Yesterday I forgot to ask about the game of four-corners that Zizek suggests one can make out of certain distinctions Heidegger makes. UniSing, you love the square – maybe you could draw one up and post it here? If you don’t know the section I’m talking about, I’ll give you the page reference later (I’m not at home).

On another note, I thought of a reading idea for either the newly formed Lacanian reading group or for us after we finish The Tick. It pertains to the short discussion we had on symptoms just before The Thing had to leave. While there is no ‘beyond’, where the unconscious is fully external an in the world in the form of our actions, there is nonetheless something odd attached to it all . I referred to Freud’s “Repetition and working through” and the idea that intellectualizing or being able to speak about the ‘cuase’ of your symptom was not enough to bring about the end of analysis. This morning I remembered that in that same paper he refers to something that he feels is fundamental, but that he can’t get go into because its too controversial and involved to include in the paper he’s writing. There is a reference at that point, however, to the “rat dude”.

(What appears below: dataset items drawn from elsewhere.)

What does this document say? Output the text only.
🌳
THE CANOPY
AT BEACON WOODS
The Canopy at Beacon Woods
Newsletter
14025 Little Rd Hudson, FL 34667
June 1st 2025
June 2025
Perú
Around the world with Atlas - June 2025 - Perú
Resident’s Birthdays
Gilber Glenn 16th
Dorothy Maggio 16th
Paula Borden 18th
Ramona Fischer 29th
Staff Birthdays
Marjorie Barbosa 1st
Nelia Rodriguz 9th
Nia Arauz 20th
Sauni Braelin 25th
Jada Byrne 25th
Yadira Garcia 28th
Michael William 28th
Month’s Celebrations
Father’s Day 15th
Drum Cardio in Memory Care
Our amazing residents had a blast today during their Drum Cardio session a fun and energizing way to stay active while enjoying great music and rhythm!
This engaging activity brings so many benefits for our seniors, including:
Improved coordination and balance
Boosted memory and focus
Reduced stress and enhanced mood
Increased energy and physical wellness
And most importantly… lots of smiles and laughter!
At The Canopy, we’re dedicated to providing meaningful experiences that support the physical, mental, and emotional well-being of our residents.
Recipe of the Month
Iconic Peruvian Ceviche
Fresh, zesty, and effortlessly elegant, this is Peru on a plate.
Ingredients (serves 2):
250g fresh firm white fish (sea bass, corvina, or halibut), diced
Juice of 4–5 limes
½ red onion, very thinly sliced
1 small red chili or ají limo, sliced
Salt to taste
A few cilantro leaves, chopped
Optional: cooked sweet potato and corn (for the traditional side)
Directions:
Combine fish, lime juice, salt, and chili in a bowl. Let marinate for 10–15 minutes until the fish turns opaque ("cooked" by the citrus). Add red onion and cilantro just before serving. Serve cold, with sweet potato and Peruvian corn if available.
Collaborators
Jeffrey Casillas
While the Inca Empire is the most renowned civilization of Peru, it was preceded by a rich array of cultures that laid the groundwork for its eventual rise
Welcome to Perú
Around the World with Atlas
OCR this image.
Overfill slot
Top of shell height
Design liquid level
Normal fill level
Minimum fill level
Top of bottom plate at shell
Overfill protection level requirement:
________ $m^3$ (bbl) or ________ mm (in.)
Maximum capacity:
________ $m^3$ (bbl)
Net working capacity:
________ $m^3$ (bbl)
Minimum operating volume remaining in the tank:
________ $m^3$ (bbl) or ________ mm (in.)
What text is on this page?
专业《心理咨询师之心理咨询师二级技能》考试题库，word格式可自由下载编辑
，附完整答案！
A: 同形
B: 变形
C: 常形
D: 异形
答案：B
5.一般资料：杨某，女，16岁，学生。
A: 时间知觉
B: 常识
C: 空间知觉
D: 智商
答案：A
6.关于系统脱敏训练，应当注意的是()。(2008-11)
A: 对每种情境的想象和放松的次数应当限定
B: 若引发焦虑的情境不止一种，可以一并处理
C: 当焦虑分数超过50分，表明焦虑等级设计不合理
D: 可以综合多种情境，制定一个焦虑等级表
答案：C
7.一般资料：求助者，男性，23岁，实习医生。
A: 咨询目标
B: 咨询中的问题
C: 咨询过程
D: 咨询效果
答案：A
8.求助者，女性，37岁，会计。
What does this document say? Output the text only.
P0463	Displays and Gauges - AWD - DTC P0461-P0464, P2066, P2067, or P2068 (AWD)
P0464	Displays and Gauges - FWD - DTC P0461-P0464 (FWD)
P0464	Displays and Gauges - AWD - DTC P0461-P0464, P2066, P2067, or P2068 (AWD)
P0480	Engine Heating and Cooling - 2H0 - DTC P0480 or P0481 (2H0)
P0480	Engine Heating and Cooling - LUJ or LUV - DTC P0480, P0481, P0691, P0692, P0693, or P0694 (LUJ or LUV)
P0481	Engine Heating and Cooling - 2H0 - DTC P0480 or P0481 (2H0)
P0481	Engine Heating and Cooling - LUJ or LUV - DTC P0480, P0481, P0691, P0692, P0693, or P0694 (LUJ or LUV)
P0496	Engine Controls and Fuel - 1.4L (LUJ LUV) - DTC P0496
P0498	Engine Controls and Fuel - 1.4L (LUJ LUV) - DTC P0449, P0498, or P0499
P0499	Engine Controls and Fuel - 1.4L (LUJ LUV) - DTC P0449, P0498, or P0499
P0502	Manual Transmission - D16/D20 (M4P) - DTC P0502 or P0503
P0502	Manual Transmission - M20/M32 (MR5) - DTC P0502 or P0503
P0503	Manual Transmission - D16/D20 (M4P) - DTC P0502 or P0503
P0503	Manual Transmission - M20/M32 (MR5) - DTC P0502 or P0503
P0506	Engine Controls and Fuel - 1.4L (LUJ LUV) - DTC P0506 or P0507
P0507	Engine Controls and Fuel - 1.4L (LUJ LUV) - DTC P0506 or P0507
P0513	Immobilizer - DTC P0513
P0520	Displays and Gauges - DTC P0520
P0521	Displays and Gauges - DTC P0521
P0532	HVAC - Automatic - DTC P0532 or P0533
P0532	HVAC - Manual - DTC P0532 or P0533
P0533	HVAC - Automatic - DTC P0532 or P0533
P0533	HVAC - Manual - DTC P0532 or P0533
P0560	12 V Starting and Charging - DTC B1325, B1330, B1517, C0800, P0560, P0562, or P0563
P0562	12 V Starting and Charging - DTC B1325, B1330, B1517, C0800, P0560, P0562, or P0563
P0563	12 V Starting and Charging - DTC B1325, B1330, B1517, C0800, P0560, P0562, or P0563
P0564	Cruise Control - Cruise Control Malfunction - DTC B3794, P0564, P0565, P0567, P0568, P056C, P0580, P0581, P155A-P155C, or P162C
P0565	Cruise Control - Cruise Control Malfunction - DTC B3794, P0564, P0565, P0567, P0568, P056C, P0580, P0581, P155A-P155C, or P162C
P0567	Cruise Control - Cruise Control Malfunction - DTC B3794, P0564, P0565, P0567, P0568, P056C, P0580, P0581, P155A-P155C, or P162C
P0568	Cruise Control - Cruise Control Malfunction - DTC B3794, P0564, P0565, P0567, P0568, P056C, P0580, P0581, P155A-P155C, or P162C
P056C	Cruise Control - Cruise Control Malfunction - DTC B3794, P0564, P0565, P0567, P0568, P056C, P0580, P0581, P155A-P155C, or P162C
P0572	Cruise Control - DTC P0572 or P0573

What we find in the rat-man study is an elaboration of ‘constructions of analysis’, something that must be logically supposed to happen, but will never be remembered by the subject in question. It seems to me that this is akin to Lacan’s (Zizek’s) ‘fundamental fantasy’.

So…

I thought a one or two week reading list on this topic might look like this:

  1. “A child is being beaten” (Freud)
  2. “Constructions of Analysis” (Freud)
  3. Selections from the Rat Man case study
  4. “Lacan’s Myths” (Dorian Leader in the Cambridge Companion to Lacan)
  5. Sections of SOI where Z talks about Benjamin’s Gonads (er… Monad)

The obvious gap being that I’m not sure what Lacan we would read. I think there’s a seminar on Fantasy, but is it in English, and which sections of it would we read (rather than doing the whole thing?)